Indeed, Danoh. In simple terms, IP's got the cart before the horse, and he's in the cart tossing out pictures of himself. I've enjoyed the dialogue, but it's perfectly clear that IP's got sand in his knickers. I certainly surrender IP to his own devices, theologian in his own mind. He can't get over himself to even answer some pretty fundamental questions. I suppose those questions are just a little too down to earth for his confabulation.

kayaker
 

Interplanner

Well-known member
Haven't you ever read Mt 5. "You've heard it said, but I tell you..." That's how early the NT supercedes the OT. The OT is veiled. The veil is only removed in Christ. You can stare at it all day long, but if the Spirit is not your teacher about what is true in Christ, you will handle the OT wrong.
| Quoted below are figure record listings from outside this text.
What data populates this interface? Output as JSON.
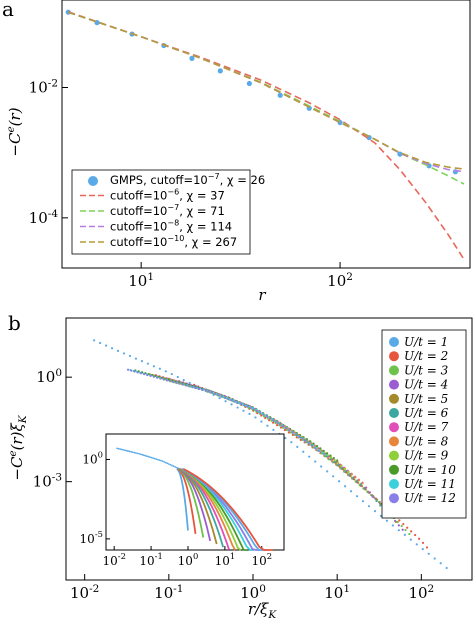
{
  "panels": {
    "a": {
      "letter": "a"
    },
    "b": {
      "letter": "b"
    }
  },
  "chart_data": [
    {
      "type": "line",
      "panel": "a",
      "xlabel": "r",
      "ylabel": "−C^e(r)",
      "xscale": "log",
      "yscale": "log",
      "xlim": [
        4,
        450
      ],
      "ylim": [
        1.7e-05,
        0.22
      ],
      "x_ticks": [
        10,
        100
      ],
      "x_tick_labels": [
        "10^1",
        "10^2"
      ],
      "y_ticks": [
        0.01,
        0.0001
      ],
      "y_tick_labels": [
        "10^-2",
        "10^-4"
      ],
      "legend_position": "lower-left",
      "series": [
        {
          "name": "GMPS, cutoff=10^-7, χ = 26",
          "style": "points",
          "color": "#5aaae8",
          "x": [
            4.3,
            6,
            9,
            13,
            18,
            25,
            35,
            50,
            70,
            100,
            140,
            200,
            280,
            380
          ],
          "y": [
            0.143,
            0.099,
            0.066,
            0.044,
            0.028,
            0.018,
            0.0115,
            0.0076,
            0.0048,
            0.0029,
            0.0017,
            0.00095,
            0.00063,
            0.00051
          ]
        },
        {
          "name": "cutoff=10^-6, χ = 37",
          "style": "dashed",
          "color": "#e8665a",
          "x": [
            4.3,
            10,
            20,
            40,
            70,
            100,
            150,
            200,
            270,
            350,
            420
          ],
          "y": [
            0.145,
            0.06,
            0.029,
            0.013,
            0.0058,
            0.0032,
            0.0014,
            0.00055,
            0.00017,
            5.5e-05,
            2.3e-05
          ]
        },
        {
          "name": "cutoff=10^-7, χ = 71",
          "style": "dashed",
          "color": "#7ed35a",
          "x": [
            4.3,
            10,
            20,
            40,
            70,
            100,
            150,
            200,
            270,
            350,
            420
          ],
          "y": [
            0.143,
            0.06,
            0.028,
            0.012,
            0.0052,
            0.003,
            0.0016,
            0.00098,
            0.00065,
            0.00044,
            0.00033
          ]
        },
        {
          "name": "cutoff=10^-8, χ = 114",
          "style": "dashed",
          "color": "#b77ee6",
          "x": [
            4.3,
            10,
            20,
            40,
            70,
            100,
            150,
            200,
            270,
            350,
            420
          ],
          "y": [
            0.143,
            0.06,
            0.028,
            0.0118,
            0.005,
            0.0029,
            0.0016,
            0.00098,
            0.00068,
            0.00055,
            0.00051
          ]
        },
        {
          "name": "cutoff=10^-10, χ = 267",
          "style": "dashed",
          "color": "#b59a3a",
          "x": [
            4.3,
            10,
            20,
            40,
            70,
            100,
            150,
            200,
            270,
            350,
            420
          ],
          "y": [
            0.143,
            0.06,
            0.028,
            0.0118,
            0.005,
            0.0029,
            0.0016,
            0.001,
            0.00071,
            0.0006,
            0.00056
          ]
        }
      ]
    },
    {
      "type": "scatter",
      "panel": "b",
      "xlabel": "r/ξ_K",
      "ylabel": "−C^e(r)ξ_K",
      "xscale": "log",
      "yscale": "log",
      "xlim": [
        0.006,
        400
      ],
      "ylim": [
        1.5e-06,
        50
      ],
      "x_ticks": [
        0.01,
        0.1,
        1,
        10,
        100
      ],
      "x_tick_labels": [
        "10^-2",
        "10^-1",
        "10^0",
        "10^1",
        "10^2"
      ],
      "y_ticks": [
        1,
        0.001
      ],
      "y_tick_labels": [
        "10^0",
        "10^-3"
      ],
      "legend_position": "top-right",
      "series": [
        {
          "name": "U/t = 1",
          "color": "#5aaae8",
          "x": [
            0.011,
            0.03,
            0.1,
            0.3,
            1,
            3,
            10,
            30,
            100,
            200
          ],
          "y": [
            13,
            4.5,
            1.3,
            0.35,
            0.075,
            0.012,
            0.0011,
            0.00012,
            1.2e-05,
            3.2e-06
          ]
        },
        {
          "name": "U/t = 2",
          "color": "#e8553e",
          "x": [
            0.2,
            0.5,
            1,
            2,
            5,
            10,
            30,
            100,
            130
          ],
          "y": [
            0.6,
            0.25,
            0.11,
            0.04,
            0.01,
            0.003,
            0.0003,
            2e-05,
            9.5e-06
          ]
        },
        {
          "name": "U/t = 3",
          "color": "#6cc24a",
          "x": [
            0.15,
            0.5,
            1,
            2,
            5,
            10,
            30,
            80
          ],
          "y": [
            0.7,
            0.25,
            0.12,
            0.045,
            0.011,
            0.003,
            0.0003,
            2.5e-05
          ]
        },
        {
          "name": "U/t = 4",
          "color": "#9b5cd3",
          "x": [
            0.12,
            0.5,
            1,
            2,
            5,
            10,
            30,
            60
          ],
          "y": [
            0.8,
            0.26,
            0.12,
            0.045,
            0.011,
            0.003,
            0.00028,
            4e-05
          ]
        },
        {
          "name": "U/t = 5",
          "color": "#a48a2a",
          "x": [
            0.1,
            0.5,
            1,
            2,
            5,
            10,
            30,
            50
          ],
          "y": [
            0.9,
            0.26,
            0.13,
            0.05,
            0.012,
            0.0032,
            0.0003,
            7e-05
          ]
        },
        {
          "name": "U/t = 6",
          "color": "#3ea7a0",
          "x": [
            0.08,
            0.3,
            1,
            2,
            5,
            10,
            20,
            40
          ],
          "y": [
            1.0,
            0.4,
            0.13,
            0.05,
            0.012,
            0.0035,
            0.00085,
            0.00012
          ]
        },
        {
          "name": "U/t = 7",
          "color": "#e050b8",
          "x": [
            0.07,
            0.3,
            1,
            2,
            5,
            10,
            20,
            30
          ],
          "y": [
            1.1,
            0.4,
            0.13,
            0.05,
            0.012,
            0.0035,
            0.0009,
            0.00025
          ]
        },
        {
          "name": "U/t = 8",
          "color": "#e7863a",
          "x": [
            0.06,
            0.3,
            1,
            2,
            5,
            10,
            20
          ],
          "y": [
            1.2,
            0.4,
            0.13,
            0.05,
            0.013,
            0.0037,
            0.0009
          ]
        },
        {
          "name": "U/t = 9",
          "color": "#8ecf3a",
          "x": [
            0.05,
            0.3,
            1,
            2,
            5,
            10,
            15
          ],
          "y": [
            1.3,
            0.4,
            0.13,
            0.05,
            0.013,
            0.0038,
            0.0016
          ]
        },
        {
          "name": "U/t = 10",
          "color": "#4a9a2a",
          "x": [
            0.04,
            0.3,
            1,
            2,
            5,
            10
          ],
          "y": [
            1.5,
            0.4,
            0.13,
            0.05,
            0.013,
            0.0039
          ]
        },
        {
          "name": "U/t = 11",
          "color": "#3ad0dc",
          "x": [
            0.035,
            0.3,
            1,
            2,
            4,
            8
          ],
          "y": [
            1.6,
            0.4,
            0.13,
            0.05,
            0.017,
            0.005
          ]
        },
        {
          "name": "U/t = 12",
          "color": "#8a7ee8",
          "x": [
            0.03,
            0.3,
            1,
            2,
            4,
            6
          ],
          "y": [
            1.8,
            0.4,
            0.13,
            0.05,
            0.017,
            0.008
          ]
        }
      ],
      "inset": {
        "xscale": "log",
        "yscale": "log",
        "xlim": [
          0.006,
          400
        ],
        "ylim": [
          2e-06,
          40
        ],
        "x_ticks": [
          0.01,
          0.1,
          1,
          10,
          100
        ],
        "x_tick_labels": [
          "10^-2",
          "10^-1",
          "10^0",
          "10^1",
          "10^2"
        ],
        "y_ticks": [
          1,
          1e-05
        ],
        "y_tick_labels": [
          "10^0",
          "10^-5"
        ],
        "end_x": [
          1,
          1.6,
          2.6,
          4,
          6,
          9,
          13,
          19,
          27,
          40,
          60,
          90,
          140,
          200
        ]
      }
    }
  ]
}
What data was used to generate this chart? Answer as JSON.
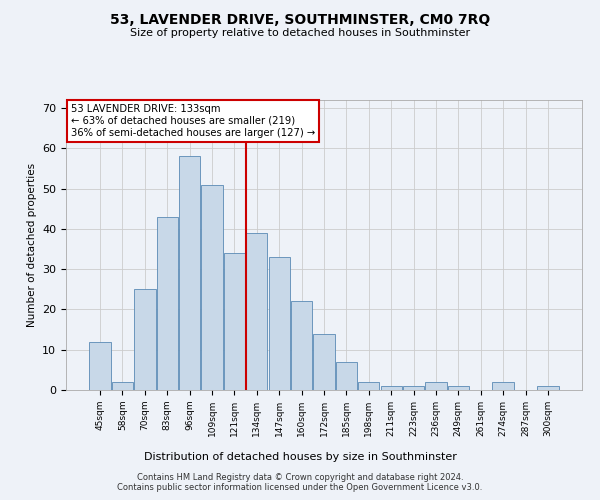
{
  "title": "53, LAVENDER DRIVE, SOUTHMINSTER, CM0 7RQ",
  "subtitle": "Size of property relative to detached houses in Southminster",
  "xlabel": "Distribution of detached houses by size in Southminster",
  "ylabel": "Number of detached properties",
  "bar_labels": [
    "45sqm",
    "58sqm",
    "70sqm",
    "83sqm",
    "96sqm",
    "109sqm",
    "121sqm",
    "134sqm",
    "147sqm",
    "160sqm",
    "172sqm",
    "185sqm",
    "198sqm",
    "211sqm",
    "223sqm",
    "236sqm",
    "249sqm",
    "261sqm",
    "274sqm",
    "287sqm",
    "300sqm"
  ],
  "bar_heights": [
    12,
    2,
    25,
    43,
    58,
    51,
    34,
    39,
    33,
    22,
    14,
    7,
    2,
    1,
    1,
    2,
    1,
    0,
    2,
    0,
    1
  ],
  "bar_color": "#c8d8e8",
  "bar_edge_color": "#5a8ab5",
  "vline_color": "#cc0000",
  "annotation_title": "53 LAVENDER DRIVE: 133sqm",
  "annotation_line1": "← 63% of detached houses are smaller (219)",
  "annotation_line2": "36% of semi-detached houses are larger (127) →",
  "annotation_box_color": "#ffffff",
  "annotation_box_edge": "#cc0000",
  "ylim": [
    0,
    72
  ],
  "yticks": [
    0,
    10,
    20,
    30,
    40,
    50,
    60,
    70
  ],
  "grid_color": "#cccccc",
  "bg_color": "#eef2f8",
  "footer1": "Contains HM Land Registry data © Crown copyright and database right 2024.",
  "footer2": "Contains public sector information licensed under the Open Government Licence v3.0."
}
Sometimes there is some exceptional clarity in the Prophets. This is why conservative Judaism does not consider the Prophets divine. Apparently some light is coming through the Prophets that they find to be in conflict with Torah and so they don't believe the Prophets are divine. There is too much that supports the direction that the NT went rather than reinforcing the Law all over again.

There is a lot to learn from that "problem."
 

kayaker

New member
Haven't you ever read Mt 5. "You've heard it said, but I tell you..." That's how early the NT supercedes the OT. The OT is veiled. The veil is only removed in Christ. You can stare at it all day long, but if the Spirit is not your teacher about what is true in Christ, you will handle the OT wrong.

Sometimes there is some exceptional clarity in the Prophets. This is why conservative Judaism does not consider the Prophets divine. Apparently some light is coming through the Prophets that they find to be in conflict with Torah and so they don't believe the Prophets are divine. There is too much that supports the direction that the NT went rather than reinforcing the Law all over again.

There is a lot to learn from that "problem."

The problem is you haven't answered quite a few OT questions. Therefore, the problem is obviously yours.
 

Interplanner

Well-known member
Sorry kayaker, but in 30 years of reading after a master's degree on the Jewish war as it relates to Luke-Acts, I never heard your theories before about some sub-group crucifying Christ. It is never mentioned by the apostles. Because God was in Christ, reconciling the world to himself. Christ was a propitiatory sacrifice for the sins of all mankind, if they believe.

That is exactly what Paul means by seeing Christ without the veil of Judaism, which I think you have in an distinct form perhaps, but the result is you don't know what 2 Cor 5 or rom 3 is about, so you haven't even started to spread the Christian message. Time to change your banner to what mattered to Paul. Time to take up your "issue" with Paul directly.